Most language tests are local, devised by national or regional exam boards, or by university language departments. They reflect the language needs of a particular body of students and address, in one way or another, the goals of a national or local curriculum. The tests that the ELT community is most familiar with – IELTS, TOEFL, TOEIC, FCE, PTE and all the other acronyms – represent, by contrast, a tiny minority of the English tests taken annually. They do, however, play a very important complementary role. Unlike the school and university tests, one of the key objectives of these global tests is to determine the extent to which a learner can operate in an international English environment.
This argues for a test in which a plurilingual, pluricontextual learner is assessed by being exposed to a variety of international dialects and situations. This doesn’t always happen in practice: OUP, for example, publishes separate British and American versions of the Oxford Online Placement Test. But even if the difference between the two relates mainly to accent in the Listening section, it’s difficult to visualise circumstances in the 2020s in which a language learner would be exposed only to British or American voices. Surely to be valid, a test must expose the candidate to the variety of accents they are likely to hear in real life.
However, while this may be broadly true, judgements still have to be made. While most British and American accents are mutually intelligible, not all are. And what about other varieties of English? A long term Hong Kong expatriate resident can listen to a Hong Kong speaker of English and understand every word, while a visitor might only pick out one word in three. (I’ve seen it happen.) This means a Hong Kong speaker of English may be comfortably intelligible within their own community, while being unable to operate in the same way globally. (Let’s be clear, incidentally, that this is just an example: it doesn’t apply to all Hong Kong speakers, by any means.) This neatly illustrates how an accent may be appropriate in a local exam, but not in a global one. So for international tests we need to switch from the familiar metric of ‘comfortable intelligibility’ to a new metric: ‘internationally intelligible’.
Vocabulary is similar. Consider these sentences:
– My faucet is leaking. (North American English)
– Let’s go and sit on the stoep. (South African English)
– Is it OK if we prepone the meeting? (Indian English)
The words in italics would be comprehensible to English speakers at the appropriate CEFR level within their own community but would not be recognised by equivalent level learners in different parts of the world. Indeed, they would probably not be understood by native speakers in other communities. It is therefore important to identify words that do not have a place in the lingua franca and to exclude them.

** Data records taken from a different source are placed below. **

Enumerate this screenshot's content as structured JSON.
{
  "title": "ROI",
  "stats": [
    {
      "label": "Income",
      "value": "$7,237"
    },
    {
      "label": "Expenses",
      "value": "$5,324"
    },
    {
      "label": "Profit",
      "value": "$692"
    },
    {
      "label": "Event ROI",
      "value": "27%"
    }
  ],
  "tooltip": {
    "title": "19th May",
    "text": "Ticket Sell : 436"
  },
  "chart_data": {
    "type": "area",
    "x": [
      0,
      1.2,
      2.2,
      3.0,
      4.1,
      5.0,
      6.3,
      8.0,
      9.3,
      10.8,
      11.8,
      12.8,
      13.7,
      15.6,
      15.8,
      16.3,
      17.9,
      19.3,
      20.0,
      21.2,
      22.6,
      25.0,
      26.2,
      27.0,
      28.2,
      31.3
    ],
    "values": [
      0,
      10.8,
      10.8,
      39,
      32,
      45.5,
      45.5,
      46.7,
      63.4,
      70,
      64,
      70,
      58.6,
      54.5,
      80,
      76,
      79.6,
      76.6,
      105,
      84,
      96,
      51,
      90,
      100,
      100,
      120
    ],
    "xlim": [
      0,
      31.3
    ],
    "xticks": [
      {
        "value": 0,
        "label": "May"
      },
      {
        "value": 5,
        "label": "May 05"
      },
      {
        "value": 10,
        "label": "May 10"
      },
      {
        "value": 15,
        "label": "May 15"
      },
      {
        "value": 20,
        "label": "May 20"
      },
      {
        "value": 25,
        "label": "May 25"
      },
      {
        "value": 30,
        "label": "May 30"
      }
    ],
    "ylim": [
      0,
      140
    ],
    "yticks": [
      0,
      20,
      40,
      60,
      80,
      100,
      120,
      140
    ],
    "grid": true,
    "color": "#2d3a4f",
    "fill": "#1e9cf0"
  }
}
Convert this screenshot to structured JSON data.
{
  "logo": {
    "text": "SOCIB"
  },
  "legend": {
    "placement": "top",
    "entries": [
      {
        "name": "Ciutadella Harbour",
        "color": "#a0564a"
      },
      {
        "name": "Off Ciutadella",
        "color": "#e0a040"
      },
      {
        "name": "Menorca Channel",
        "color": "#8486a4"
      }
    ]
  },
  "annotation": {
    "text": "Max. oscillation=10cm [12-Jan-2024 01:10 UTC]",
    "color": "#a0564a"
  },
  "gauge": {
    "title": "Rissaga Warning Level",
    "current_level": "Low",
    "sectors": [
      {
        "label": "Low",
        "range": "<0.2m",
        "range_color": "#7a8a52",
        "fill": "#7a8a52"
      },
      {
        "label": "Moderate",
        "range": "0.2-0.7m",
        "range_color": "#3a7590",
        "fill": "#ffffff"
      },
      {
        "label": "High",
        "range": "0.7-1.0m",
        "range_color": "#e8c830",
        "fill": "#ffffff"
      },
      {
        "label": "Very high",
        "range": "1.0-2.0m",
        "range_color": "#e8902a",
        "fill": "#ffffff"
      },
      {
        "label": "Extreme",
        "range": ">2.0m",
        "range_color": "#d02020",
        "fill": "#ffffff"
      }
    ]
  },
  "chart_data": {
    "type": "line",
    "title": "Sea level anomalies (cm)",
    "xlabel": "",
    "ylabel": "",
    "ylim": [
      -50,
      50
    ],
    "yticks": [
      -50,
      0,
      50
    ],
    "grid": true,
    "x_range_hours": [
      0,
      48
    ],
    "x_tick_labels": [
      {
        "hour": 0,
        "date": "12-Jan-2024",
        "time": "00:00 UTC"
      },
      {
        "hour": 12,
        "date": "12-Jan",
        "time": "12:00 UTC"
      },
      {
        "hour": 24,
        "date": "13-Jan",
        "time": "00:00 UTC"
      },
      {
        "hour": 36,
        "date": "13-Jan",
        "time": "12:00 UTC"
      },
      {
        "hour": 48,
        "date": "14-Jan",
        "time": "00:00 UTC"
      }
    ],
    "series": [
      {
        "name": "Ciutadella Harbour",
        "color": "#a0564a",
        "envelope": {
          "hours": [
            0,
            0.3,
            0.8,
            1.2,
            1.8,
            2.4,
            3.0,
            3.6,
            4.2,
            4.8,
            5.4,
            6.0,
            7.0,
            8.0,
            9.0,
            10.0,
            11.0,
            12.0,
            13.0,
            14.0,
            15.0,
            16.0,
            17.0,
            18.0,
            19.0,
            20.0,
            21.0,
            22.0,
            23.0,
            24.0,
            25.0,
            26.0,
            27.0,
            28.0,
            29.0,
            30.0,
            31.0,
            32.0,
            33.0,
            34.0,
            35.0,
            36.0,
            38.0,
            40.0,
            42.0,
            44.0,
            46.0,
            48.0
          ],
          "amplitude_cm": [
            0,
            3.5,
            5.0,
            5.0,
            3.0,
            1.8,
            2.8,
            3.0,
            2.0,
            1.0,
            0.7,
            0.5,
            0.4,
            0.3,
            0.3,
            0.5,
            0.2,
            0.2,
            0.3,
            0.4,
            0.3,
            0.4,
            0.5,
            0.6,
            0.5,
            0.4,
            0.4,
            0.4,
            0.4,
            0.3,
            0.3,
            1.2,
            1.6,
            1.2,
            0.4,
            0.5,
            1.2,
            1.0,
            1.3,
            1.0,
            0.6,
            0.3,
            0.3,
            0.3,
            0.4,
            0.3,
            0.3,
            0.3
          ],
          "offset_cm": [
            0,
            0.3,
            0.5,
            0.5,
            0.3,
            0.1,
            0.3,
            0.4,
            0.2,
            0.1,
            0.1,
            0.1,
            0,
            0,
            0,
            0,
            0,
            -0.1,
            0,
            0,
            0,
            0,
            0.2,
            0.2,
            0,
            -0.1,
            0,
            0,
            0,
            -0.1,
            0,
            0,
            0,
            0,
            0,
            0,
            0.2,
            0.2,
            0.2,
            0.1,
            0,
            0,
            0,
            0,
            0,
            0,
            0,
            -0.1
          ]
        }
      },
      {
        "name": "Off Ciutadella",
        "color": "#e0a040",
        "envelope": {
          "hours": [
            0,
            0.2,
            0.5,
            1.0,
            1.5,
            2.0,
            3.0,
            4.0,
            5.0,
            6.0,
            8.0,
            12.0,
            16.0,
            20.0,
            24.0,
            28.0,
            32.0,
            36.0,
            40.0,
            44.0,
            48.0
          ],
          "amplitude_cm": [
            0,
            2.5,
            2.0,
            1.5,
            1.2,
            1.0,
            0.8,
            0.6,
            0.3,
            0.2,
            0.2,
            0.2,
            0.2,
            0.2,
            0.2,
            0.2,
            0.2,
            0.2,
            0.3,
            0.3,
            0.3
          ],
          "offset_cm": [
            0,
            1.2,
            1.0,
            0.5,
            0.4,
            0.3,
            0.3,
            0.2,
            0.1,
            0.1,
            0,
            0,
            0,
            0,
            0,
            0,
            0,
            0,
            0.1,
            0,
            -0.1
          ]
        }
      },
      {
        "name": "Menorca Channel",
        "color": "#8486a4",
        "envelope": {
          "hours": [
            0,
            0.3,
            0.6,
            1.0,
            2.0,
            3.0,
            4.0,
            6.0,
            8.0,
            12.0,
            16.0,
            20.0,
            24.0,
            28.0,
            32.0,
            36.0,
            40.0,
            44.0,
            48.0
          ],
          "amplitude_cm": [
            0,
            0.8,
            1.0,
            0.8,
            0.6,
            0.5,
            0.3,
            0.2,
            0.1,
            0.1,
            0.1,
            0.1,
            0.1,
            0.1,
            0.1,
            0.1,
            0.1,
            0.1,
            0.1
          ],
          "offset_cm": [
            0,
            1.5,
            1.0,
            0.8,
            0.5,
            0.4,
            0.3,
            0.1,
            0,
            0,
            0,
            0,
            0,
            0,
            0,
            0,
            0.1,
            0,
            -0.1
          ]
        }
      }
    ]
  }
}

Issues of cultural appropriacy are well-rehearsed. As Laura Edwards explains in this post, test items need to be both culturally fair and culturally sensitive. So, if a reading topic is on the French Revolution, test takers in France are likely to have an unfair advantage over those in Indonesia. Similarly, learners in Saudi Arabia would be disadvantaged if the topic in a test item is culturally or politically taboo in their society because the subject matter forces them to engage with their feelings as well as with the language. It is generally accepted in ELT publishing that some topics are off the table.
Finally, item writers can be too keen to make their content diverse and international. To avoid needlessly engaging the critical faculties of test takers, we should avoid questions which pointlessly mix cultures. So, for example, it is jarring to locate a Disneyland in Morocco, or to have speakers with Australian accents in a dialogue clearly located in Canada. A test should aim for at least superficial authenticity.
In practice, how is an item writer to avoid all these pitfalls? Fortunately, there are a number of tools readily available. For phonology, we can use the lingua franca core to measure whether any given accent is internationally intelligible. It will tell you, for example, that in vowels, the long-short contrast is important (which will partly explain the issue with Hong Kong English). For vocabulary, we have two useful tools with which to gauge whether a lexical item is internationally intelligible: standard dictionaries and national corpora. Chambers Dictionary (UK), for example, specifies that faucet is a US term; Webster’s (US) does not include prepone at all; neither does Macquarie Dictionary (Australia) include stoep. This tells us that none of these words are appropriate in an international test of English. A corpus can be even more useful. It can, for example, show us whether a word is in current usage. And for cultural and situational issues, there is no substitute for a team of experienced editors with cross-cultural experience.
The focus of this post has been on avoiding factors which may make the test less valid or less fair, but there are positive measures that can be taken too. One approach, which applies particularly to speaking, is to give credit to test takers who are able to demonstrate ‘accommodation strategies’ (such as intelligibility, clarification, self-repair and turn-taking) – even if this is done using language that would be judged incorrect in native English (Jenkins & Leung, 2013). These measures are a topic for a future post.
References:
Jenkins, J. and Leung, C. (2013). English as a Lingua Franca. In The Companion to Language Assessment, A.J. Kunnan (Ed.).